If anything they could add in the provision to need a prescription for treatment of an injury or illness, but to think that it is just a “fluffy” benefit is very ignorant. Thanks

Wednesday, April 06 at 9:55 am | Reply

Scott Mooney:

1) Massage benefits are often only $300; a small piece of overall benefit plan. Most plans already require a Dr.’s prescription for its coverage. 2) Massage Therapy is often great at prevention. Reduction of stress and tension, improve physical and mental states, and therefore productivity. Helps the company make more money, or at least lose less. Also, with those improvements come less time off for sickness and pain, and also less use of those medications they complain are costing them too much.

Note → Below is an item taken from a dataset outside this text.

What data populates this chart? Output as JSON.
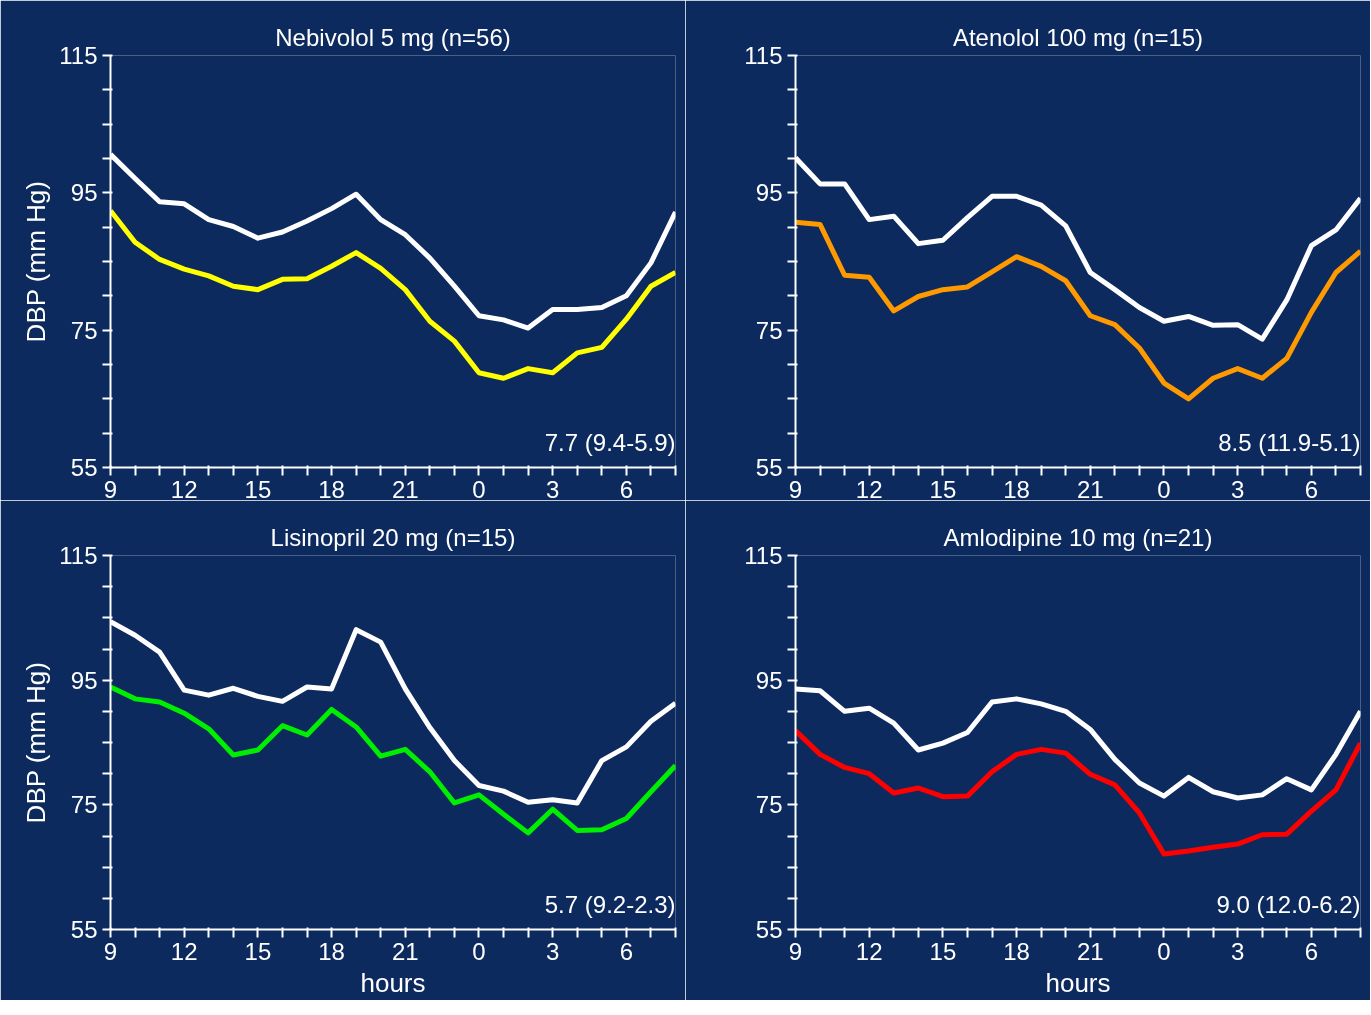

Wednesday, April 06 at 11:44 am | Reply

Joe Nunes:

Any element of a benefit program can be abused. The key is to motivate employees to take a wellness focus and use the services that keep them healthy and actively at work.

Stereotyping massage or drugs as either good or bad isn’t useful.

Slowly, benefit plans are moving away from their insurance origins towards entitlements which is going to result in more users of more services. The answer is partly to shift attitudes and partly to shift plan design to encourage employees to spend benefit plan dollars wisely.